Skerries residents back fixed links 

Skerries residents have expressed a deep desire for fixed links – and strongly believe there would be huge benefits in a tunnel between Whalsay and the Mainland.

Fixed links are being deemed as vital to bringing a solution to the declining population on the isles.

Marina Anderson told The Shetland Times that if Skerries did have a fixed link, it would lead to population growth.

She has been left saddened after witnessing Skerries population decline over the years, saying: “It was like everything happened at one time, the salmon company closed and the primary school closed and that was that.

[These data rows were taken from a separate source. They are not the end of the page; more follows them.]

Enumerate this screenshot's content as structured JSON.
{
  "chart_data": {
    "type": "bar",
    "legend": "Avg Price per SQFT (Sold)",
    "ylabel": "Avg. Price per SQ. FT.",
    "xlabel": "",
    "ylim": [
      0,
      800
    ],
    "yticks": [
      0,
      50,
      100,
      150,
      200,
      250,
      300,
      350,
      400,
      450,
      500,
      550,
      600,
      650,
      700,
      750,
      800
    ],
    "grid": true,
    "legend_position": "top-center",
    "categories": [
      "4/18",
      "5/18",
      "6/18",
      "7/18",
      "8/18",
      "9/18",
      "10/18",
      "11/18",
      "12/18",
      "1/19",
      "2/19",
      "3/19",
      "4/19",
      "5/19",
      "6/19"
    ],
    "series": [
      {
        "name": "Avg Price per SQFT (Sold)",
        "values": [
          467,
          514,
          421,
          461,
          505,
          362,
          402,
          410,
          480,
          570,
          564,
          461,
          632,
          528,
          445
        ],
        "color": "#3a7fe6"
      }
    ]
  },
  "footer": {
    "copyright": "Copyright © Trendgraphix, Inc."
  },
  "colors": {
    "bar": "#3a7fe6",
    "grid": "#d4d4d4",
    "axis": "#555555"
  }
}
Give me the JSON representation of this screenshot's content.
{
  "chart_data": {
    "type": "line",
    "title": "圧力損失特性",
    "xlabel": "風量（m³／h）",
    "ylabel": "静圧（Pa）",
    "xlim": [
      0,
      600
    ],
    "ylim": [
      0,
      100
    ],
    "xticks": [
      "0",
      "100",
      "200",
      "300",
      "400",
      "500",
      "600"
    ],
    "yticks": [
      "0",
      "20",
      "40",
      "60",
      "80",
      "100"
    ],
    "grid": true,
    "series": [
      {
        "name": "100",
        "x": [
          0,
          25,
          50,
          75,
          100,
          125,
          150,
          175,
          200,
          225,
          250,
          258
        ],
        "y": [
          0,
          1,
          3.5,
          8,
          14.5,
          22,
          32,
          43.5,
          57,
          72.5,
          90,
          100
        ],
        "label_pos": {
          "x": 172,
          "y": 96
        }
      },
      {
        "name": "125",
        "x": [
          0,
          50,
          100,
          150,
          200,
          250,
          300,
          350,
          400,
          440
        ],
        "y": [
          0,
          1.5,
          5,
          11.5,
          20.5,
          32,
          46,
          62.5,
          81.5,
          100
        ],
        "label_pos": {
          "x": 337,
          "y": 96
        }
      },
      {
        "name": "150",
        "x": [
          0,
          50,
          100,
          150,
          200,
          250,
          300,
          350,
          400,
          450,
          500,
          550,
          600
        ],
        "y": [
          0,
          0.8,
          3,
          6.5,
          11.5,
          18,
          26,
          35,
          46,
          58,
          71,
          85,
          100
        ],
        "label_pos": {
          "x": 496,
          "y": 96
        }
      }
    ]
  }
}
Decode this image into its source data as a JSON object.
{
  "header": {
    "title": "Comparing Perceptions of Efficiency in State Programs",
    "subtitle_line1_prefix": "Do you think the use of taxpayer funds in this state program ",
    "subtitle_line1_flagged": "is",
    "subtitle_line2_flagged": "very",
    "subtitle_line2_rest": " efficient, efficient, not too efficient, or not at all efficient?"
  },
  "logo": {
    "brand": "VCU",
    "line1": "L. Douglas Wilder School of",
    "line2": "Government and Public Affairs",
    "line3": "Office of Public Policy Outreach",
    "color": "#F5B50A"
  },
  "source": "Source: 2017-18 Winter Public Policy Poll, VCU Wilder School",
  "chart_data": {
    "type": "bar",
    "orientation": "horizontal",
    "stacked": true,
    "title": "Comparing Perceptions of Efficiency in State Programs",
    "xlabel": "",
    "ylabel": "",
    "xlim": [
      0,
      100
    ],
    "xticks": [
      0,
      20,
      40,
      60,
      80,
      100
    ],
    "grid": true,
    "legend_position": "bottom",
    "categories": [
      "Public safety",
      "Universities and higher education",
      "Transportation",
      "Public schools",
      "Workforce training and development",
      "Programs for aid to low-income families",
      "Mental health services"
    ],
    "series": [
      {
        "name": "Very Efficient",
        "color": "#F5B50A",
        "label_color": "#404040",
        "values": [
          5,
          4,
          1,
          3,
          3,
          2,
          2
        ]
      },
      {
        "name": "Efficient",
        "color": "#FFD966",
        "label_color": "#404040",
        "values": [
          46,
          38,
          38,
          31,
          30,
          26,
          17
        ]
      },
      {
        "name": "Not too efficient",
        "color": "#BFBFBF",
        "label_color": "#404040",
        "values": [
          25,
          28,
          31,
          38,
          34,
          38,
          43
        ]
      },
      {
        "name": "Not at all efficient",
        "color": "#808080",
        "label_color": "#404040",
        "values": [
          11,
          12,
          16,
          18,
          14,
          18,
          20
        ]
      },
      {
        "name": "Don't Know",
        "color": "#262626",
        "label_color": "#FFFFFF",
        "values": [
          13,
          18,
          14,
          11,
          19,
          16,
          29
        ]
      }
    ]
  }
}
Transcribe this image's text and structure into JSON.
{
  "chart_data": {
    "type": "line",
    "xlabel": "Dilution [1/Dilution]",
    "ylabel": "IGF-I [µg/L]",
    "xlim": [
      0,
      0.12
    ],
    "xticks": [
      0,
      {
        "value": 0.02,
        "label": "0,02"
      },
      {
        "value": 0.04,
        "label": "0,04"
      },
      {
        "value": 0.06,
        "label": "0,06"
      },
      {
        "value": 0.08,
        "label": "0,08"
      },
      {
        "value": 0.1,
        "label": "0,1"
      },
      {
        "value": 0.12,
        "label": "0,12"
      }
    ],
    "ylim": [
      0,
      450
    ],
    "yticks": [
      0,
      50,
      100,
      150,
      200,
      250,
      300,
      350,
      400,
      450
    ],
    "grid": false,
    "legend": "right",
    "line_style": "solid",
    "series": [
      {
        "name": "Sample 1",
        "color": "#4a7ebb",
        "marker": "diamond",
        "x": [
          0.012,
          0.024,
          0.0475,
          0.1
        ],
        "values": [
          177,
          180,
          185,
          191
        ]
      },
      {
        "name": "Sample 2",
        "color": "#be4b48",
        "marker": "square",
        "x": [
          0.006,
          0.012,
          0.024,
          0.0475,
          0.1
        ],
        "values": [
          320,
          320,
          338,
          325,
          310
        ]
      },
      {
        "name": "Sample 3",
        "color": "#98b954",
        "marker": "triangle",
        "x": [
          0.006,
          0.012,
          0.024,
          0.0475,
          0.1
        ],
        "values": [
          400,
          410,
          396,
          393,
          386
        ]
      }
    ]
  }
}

“It just has a domino effect. In a fragile place, every peerie thing makes a huge difference.”

While Skerries may currently have a population of around 35 people, Mrs Anderson stressed Burra was a prime example of how numbers could rise with a fixed link.

“You see Burra, there was just the odd two or three houses there when I was going there for my holidays,” she said.

“When the bridge came, what a difference that made there. You don’t go very far without seeing a house now. But I remember before that, going to Gutterytoon to my auntie Helen’s, and there was hardly a house to be seen on that whole road.”

“I think you [would] get more folk here, it’s a boanie place,” she said. “I love it, but you need to be a good sailor.

“Sometimes when the bairns come here for the summer there’s visitors and yachts in, and it’s just like it was [before].”

Though Mrs Anderson would like a fixed link for Skerries, she was not convinced this would ever happen.

However, she stressed having a fixed link from Whalsay to the Mainland would be a “great benefit”, as Skerries residents could get the ferry to the isle, then use their fixed link to reach the Mainland.

Alice Arthur also agreed a fixed link to Whalsay would benefit the community in Skerries.

“It would all benefit us. My man’s folk is in Whalsay and we share a doctor with Whalsay,” she said.

“But to get there, you have to go to Vidlin, then you have to go to Laxo, then you have to get the ferry in, so it’s a day’s trip before you get the ferries sorted out.

“If it was just fae here to Whalsay, you would basically be on the Mainland [with a tunnel] and you could also get to your doctor.”

Mrs Arthur stressed there are many commuters in Whalsay who are in need of a fixed link.

“There’s an awful lot of folk who work on the Mainland who bides in Whalsay and that will end up being very tiring.

“You’re trying to catch ferries, then the weather isn’t always great and you never know whether it’s going to go from Laxo or Vidlin. It depends on the sea conditions.

“I don’t think there’s any valid argument against it. And once they get going with it and they see what a huge benefit it is, then I’m sure it’ll open minds.”